Secondly, the next five years will be integral to Mrs Buckét’s large scale growth plans. Imminent plans will see us expanding rapidly into Bristol and in the longer-term, we aim to have a large national presence.

Why Bristol next?

It simply makes sense. A lot of the companies we already work for in Wales have multiple premises, some of which cross over the bridge into Bristol. We already have a client base in the city to work from, so it’s the next logical step.

And of course, the scope of potential clientele Bristol holds is immense. Mrs Buckét’s growth won’t just focus on the breadth of the country, but also the expansion of the sectors we service. Education, Manufacturing, Automotive, for example, are all areas we’re looking to enter further, and Bristol has an abundance of these industries.

Thinking about your role as CEO of Mrs Buckét, what would you say your biggest personal learnings have been from COVID-19?

I’ve always been open to being flexible and adaptable, but I don’t think I was expecting this year to throw so much at Mrs Buckét all in one go.
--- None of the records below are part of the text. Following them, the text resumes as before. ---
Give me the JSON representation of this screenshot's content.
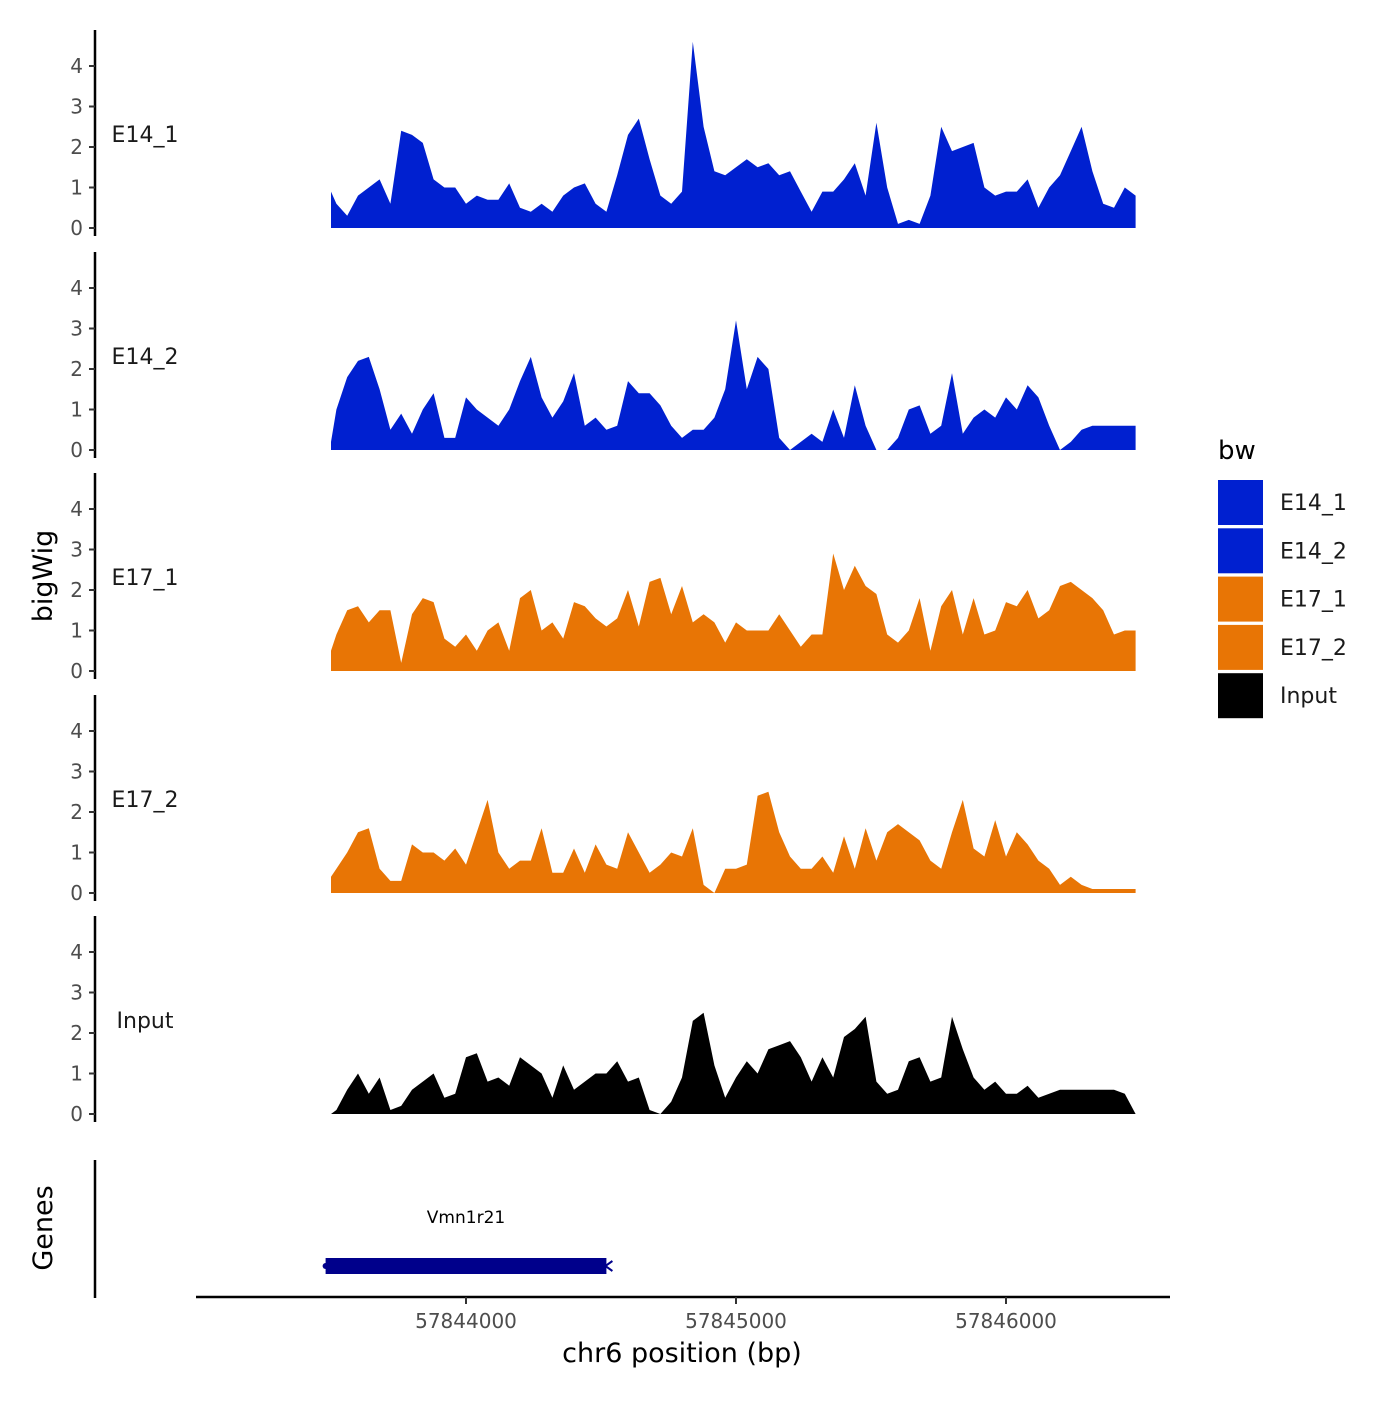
{
  "chart_data": {
    "type": "area",
    "title": "",
    "y_axis_title": "bigWig",
    "genes_axis_title": "Genes",
    "xlabel": "chr6 position (bp)",
    "x_ticks": [
      57844000,
      57845000,
      57846000
    ],
    "x_tick_labels": [
      "57844000",
      "57845000",
      "57846000"
    ],
    "xlim": [
      57843000,
      57846600
    ],
    "ylim": [
      0,
      4.8
    ],
    "y_ticks": [
      0,
      1,
      2,
      3,
      4
    ],
    "y_tick_labels": [
      "0",
      "1",
      "2",
      "3",
      "4"
    ],
    "grid": false,
    "legend": {
      "title": "bw",
      "position": "right",
      "entries": [
        {
          "label": "E14_1",
          "color": "#0020D0"
        },
        {
          "label": "E14_2",
          "color": "#0020D0"
        },
        {
          "label": "E17_1",
          "color": "#E87505"
        },
        {
          "label": "E17_2",
          "color": "#E87505"
        },
        {
          "label": "Input",
          "color": "#000000"
        }
      ]
    },
    "series": [
      {
        "name": "E14_1",
        "color": "#0020D0",
        "x": [
          57843500,
          57843520,
          57843560,
          57843600,
          57843640,
          57843680,
          57843720,
          57843760,
          57843800,
          57843840,
          57843880,
          57843920,
          57843960,
          57844000,
          57844040,
          57844080,
          57844120,
          57844160,
          57844200,
          57844240,
          57844280,
          57844320,
          57844360,
          57844400,
          57844440,
          57844480,
          57844520,
          57844560,
          57844600,
          57844640,
          57844680,
          57844720,
          57844760,
          57844800,
          57844840,
          57844880,
          57844920,
          57844960,
          57845000,
          57845040,
          57845080,
          57845120,
          57845160,
          57845200,
          57845240,
          57845280,
          57845320,
          57845360,
          57845400,
          57845440,
          57845480,
          57845520,
          57845560,
          57845600,
          57845640,
          57845680,
          57845720,
          57845760,
          57845800,
          57845840,
          57845880,
          57845920,
          57845960,
          57846000,
          57846040,
          57846080,
          57846120,
          57846160,
          57846200,
          57846240,
          57846280,
          57846320,
          57846360,
          57846400,
          57846440,
          57846480
        ],
        "y": [
          0.9,
          0.6,
          0.3,
          0.8,
          1.0,
          1.2,
          0.6,
          2.4,
          2.3,
          2.1,
          1.2,
          1.0,
          1.0,
          0.6,
          0.8,
          0.7,
          0.7,
          1.1,
          0.5,
          0.4,
          0.6,
          0.4,
          0.8,
          1.0,
          1.1,
          0.6,
          0.4,
          1.3,
          2.3,
          2.7,
          1.7,
          0.8,
          0.6,
          0.9,
          4.6,
          2.5,
          1.4,
          1.3,
          1.5,
          1.7,
          1.5,
          1.6,
          1.3,
          1.4,
          0.9,
          0.4,
          0.9,
          0.9,
          1.2,
          1.6,
          0.8,
          2.6,
          1.0,
          0.1,
          0.2,
          0.1,
          0.8,
          2.5,
          1.9,
          2.0,
          2.1,
          1.0,
          0.8,
          0.9,
          0.9,
          1.2,
          0.5,
          1.0,
          1.3,
          1.9,
          2.5,
          1.4,
          0.6,
          0.5,
          1.0,
          0.8
        ]
      },
      {
        "name": "E14_2",
        "color": "#0020D0",
        "x": [
          57843500,
          57843520,
          57843560,
          57843600,
          57843640,
          57843680,
          57843720,
          57843760,
          57843800,
          57843840,
          57843880,
          57843920,
          57843960,
          57844000,
          57844040,
          57844080,
          57844120,
          57844160,
          57844200,
          57844240,
          57844280,
          57844320,
          57844360,
          57844400,
          57844440,
          57844480,
          57844520,
          57844560,
          57844600,
          57844640,
          57844680,
          57844720,
          57844760,
          57844800,
          57844840,
          57844880,
          57844920,
          57844960,
          57845000,
          57845040,
          57845080,
          57845120,
          57845160,
          57845200,
          57845240,
          57845280,
          57845320,
          57845360,
          57845400,
          57845440,
          57845480,
          57845520,
          57845560,
          57845600,
          57845640,
          57845680,
          57845720,
          57845760,
          57845800,
          57845840,
          57845880,
          57845920,
          57845960,
          57846000,
          57846040,
          57846080,
          57846120,
          57846160,
          57846200,
          57846240,
          57846280,
          57846320,
          57846360,
          57846400,
          57846440,
          57846480
        ],
        "y": [
          0.2,
          1.0,
          1.8,
          2.2,
          2.3,
          1.5,
          0.5,
          0.9,
          0.4,
          1.0,
          1.4,
          0.3,
          0.3,
          1.3,
          1.0,
          0.8,
          0.6,
          1.0,
          1.7,
          2.3,
          1.3,
          0.8,
          1.2,
          1.9,
          0.6,
          0.8,
          0.5,
          0.6,
          1.7,
          1.4,
          1.4,
          1.1,
          0.6,
          0.3,
          0.5,
          0.5,
          0.8,
          1.5,
          3.2,
          1.5,
          2.3,
          2.0,
          0.3,
          0.0,
          0.2,
          0.4,
          0.2,
          1.0,
          0.3,
          1.6,
          0.6,
          0.0,
          0.0,
          0.3,
          1.0,
          1.1,
          0.4,
          0.6,
          1.9,
          0.4,
          0.8,
          1.0,
          0.8,
          1.3,
          1.0,
          1.6,
          1.3,
          0.6,
          0.0,
          0.2,
          0.5,
          0.6,
          0.6,
          0.6,
          0.6,
          0.6
        ]
      },
      {
        "name": "E17_1",
        "color": "#E87505",
        "x": [
          57843500,
          57843520,
          57843560,
          57843600,
          57843640,
          57843680,
          57843720,
          57843760,
          57843800,
          57843840,
          57843880,
          57843920,
          57843960,
          57844000,
          57844040,
          57844080,
          57844120,
          57844160,
          57844200,
          57844240,
          57844280,
          57844320,
          57844360,
          57844400,
          57844440,
          57844480,
          57844520,
          57844560,
          57844600,
          57844640,
          57844680,
          57844720,
          57844760,
          57844800,
          57844840,
          57844880,
          57844920,
          57844960,
          57845000,
          57845040,
          57845080,
          57845120,
          57845160,
          57845200,
          57845240,
          57845280,
          57845320,
          57845360,
          57845400,
          57845440,
          57845480,
          57845520,
          57845560,
          57845600,
          57845640,
          57845680,
          57845720,
          57845760,
          57845800,
          57845840,
          57845880,
          57845920,
          57845960,
          57846000,
          57846040,
          57846080,
          57846120,
          57846160,
          57846200,
          57846240,
          57846280,
          57846320,
          57846360,
          57846400,
          57846440,
          57846480
        ],
        "y": [
          0.5,
          0.9,
          1.5,
          1.6,
          1.2,
          1.5,
          1.5,
          0.2,
          1.4,
          1.8,
          1.7,
          0.8,
          0.6,
          0.9,
          0.5,
          1.0,
          1.2,
          0.5,
          1.8,
          2.0,
          1.0,
          1.2,
          0.8,
          1.7,
          1.6,
          1.3,
          1.1,
          1.3,
          2.0,
          1.1,
          2.2,
          2.3,
          1.4,
          2.1,
          1.2,
          1.4,
          1.2,
          0.7,
          1.2,
          1.0,
          1.0,
          1.0,
          1.4,
          1.0,
          0.6,
          0.9,
          0.9,
          2.9,
          2.0,
          2.6,
          2.1,
          1.9,
          0.9,
          0.7,
          1.0,
          1.8,
          0.5,
          1.6,
          2.0,
          0.9,
          1.8,
          0.9,
          1.0,
          1.7,
          1.6,
          2.0,
          1.3,
          1.5,
          2.1,
          2.2,
          2.0,
          1.8,
          1.5,
          0.9,
          1.0,
          1.0
        ]
      },
      {
        "name": "E17_2",
        "color": "#E87505",
        "x": [
          57843500,
          57843520,
          57843560,
          57843600,
          57843640,
          57843680,
          57843720,
          57843760,
          57843800,
          57843840,
          57843880,
          57843920,
          57843960,
          57844000,
          57844040,
          57844080,
          57844120,
          57844160,
          57844200,
          57844240,
          57844280,
          57844320,
          57844360,
          57844400,
          57844440,
          57844480,
          57844520,
          57844560,
          57844600,
          57844640,
          57844680,
          57844720,
          57844760,
          57844800,
          57844840,
          57844880,
          57844920,
          57844960,
          57845000,
          57845040,
          57845080,
          57845120,
          57845160,
          57845200,
          57845240,
          57845280,
          57845320,
          57845360,
          57845400,
          57845440,
          57845480,
          57845520,
          57845560,
          57845600,
          57845640,
          57845680,
          57845720,
          57845760,
          57845800,
          57845840,
          57845880,
          57845920,
          57845960,
          57846000,
          57846040,
          57846080,
          57846120,
          57846160,
          57846200,
          57846240,
          57846280,
          57846320,
          57846360,
          57846400,
          57846440,
          57846480
        ],
        "y": [
          0.4,
          0.6,
          1.0,
          1.5,
          1.6,
          0.6,
          0.3,
          0.3,
          1.2,
          1.0,
          1.0,
          0.8,
          1.1,
          0.7,
          1.5,
          2.3,
          1.0,
          0.6,
          0.8,
          0.8,
          1.6,
          0.5,
          0.5,
          1.1,
          0.5,
          1.2,
          0.7,
          0.6,
          1.5,
          1.0,
          0.5,
          0.7,
          1.0,
          0.9,
          1.6,
          0.2,
          0.0,
          0.6,
          0.6,
          0.7,
          2.4,
          2.5,
          1.5,
          0.9,
          0.6,
          0.6,
          0.9,
          0.5,
          1.4,
          0.6,
          1.6,
          0.8,
          1.5,
          1.7,
          1.5,
          1.3,
          0.8,
          0.6,
          1.5,
          2.3,
          1.1,
          0.9,
          1.8,
          0.9,
          1.5,
          1.2,
          0.8,
          0.6,
          0.2,
          0.4,
          0.2,
          0.1,
          0.1,
          0.1,
          0.1,
          0.1
        ]
      },
      {
        "name": "Input",
        "color": "#000000",
        "x": [
          57843500,
          57843520,
          57843560,
          57843600,
          57843640,
          57843680,
          57843720,
          57843760,
          57843800,
          57843840,
          57843880,
          57843920,
          57843960,
          57844000,
          57844040,
          57844080,
          57844120,
          57844160,
          57844200,
          57844240,
          57844280,
          57844320,
          57844360,
          57844400,
          57844440,
          57844480,
          57844520,
          57844560,
          57844600,
          57844640,
          57844680,
          57844720,
          57844760,
          57844800,
          57844840,
          57844880,
          57844920,
          57844960,
          57845000,
          57845040,
          57845080,
          57845120,
          57845160,
          57845200,
          57845240,
          57845280,
          57845320,
          57845360,
          57845400,
          57845440,
          57845480,
          57845520,
          57845560,
          57845600,
          57845640,
          57845680,
          57845720,
          57845760,
          57845800,
          57845840,
          57845880,
          57845920,
          57845960,
          57846000,
          57846040,
          57846080,
          57846120,
          57846160,
          57846200,
          57846240,
          57846280,
          57846320,
          57846360,
          57846400,
          57846440,
          57846480
        ],
        "y": [
          0.0,
          0.1,
          0.6,
          1.0,
          0.5,
          0.9,
          0.1,
          0.2,
          0.6,
          0.8,
          1.0,
          0.4,
          0.5,
          1.4,
          1.5,
          0.8,
          0.9,
          0.7,
          1.4,
          1.2,
          1.0,
          0.4,
          1.2,
          0.6,
          0.8,
          1.0,
          1.0,
          1.3,
          0.8,
          0.9,
          0.1,
          0.0,
          0.3,
          0.9,
          2.3,
          2.5,
          1.2,
          0.4,
          0.9,
          1.3,
          1.0,
          1.6,
          1.7,
          1.8,
          1.4,
          0.8,
          1.4,
          0.9,
          1.9,
          2.1,
          2.4,
          0.8,
          0.5,
          0.6,
          1.3,
          1.4,
          0.8,
          0.9,
          2.4,
          1.6,
          0.9,
          0.6,
          0.8,
          0.5,
          0.5,
          0.7,
          0.4,
          0.5,
          0.6,
          0.6,
          0.6,
          0.6,
          0.6,
          0.6,
          0.5,
          0.0
        ]
      }
    ],
    "genes": [
      {
        "name": "Vmn1r21",
        "start": 57843480,
        "end": 57844520,
        "strand": "-",
        "color": "#00008B"
      }
    ]
  }
}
The way I’ve had to manage not only my business, but my life as well, to fit with the needs of my employees, customers and family has changed immeasurably over the past eight months.

I’ve become more accustomed to saying ‘no’ and listening to my body, taking time out when it all gets a bit much and using my senior team to help me thrive and prosper as a CEO instead of fighting my anxieties and stresses alone, something which perhaps I might not have done as successfully prior to COVID-19.

I’ve also taken the opportunity to talk about Mrs Buckét’s successes a lot more over the past year. Over my career, I’ve most definitely succumbed to imposter syndrome, and that can make it incredibly hard, impossible even, to feel good about shouting about your own success. But the pandemic made me realise that it’s crucial to do so, not only so your clients and prospects are aware of the hard work you and your team are doing, but so that your employees feel recognised and praised outside of the day-to-day office space.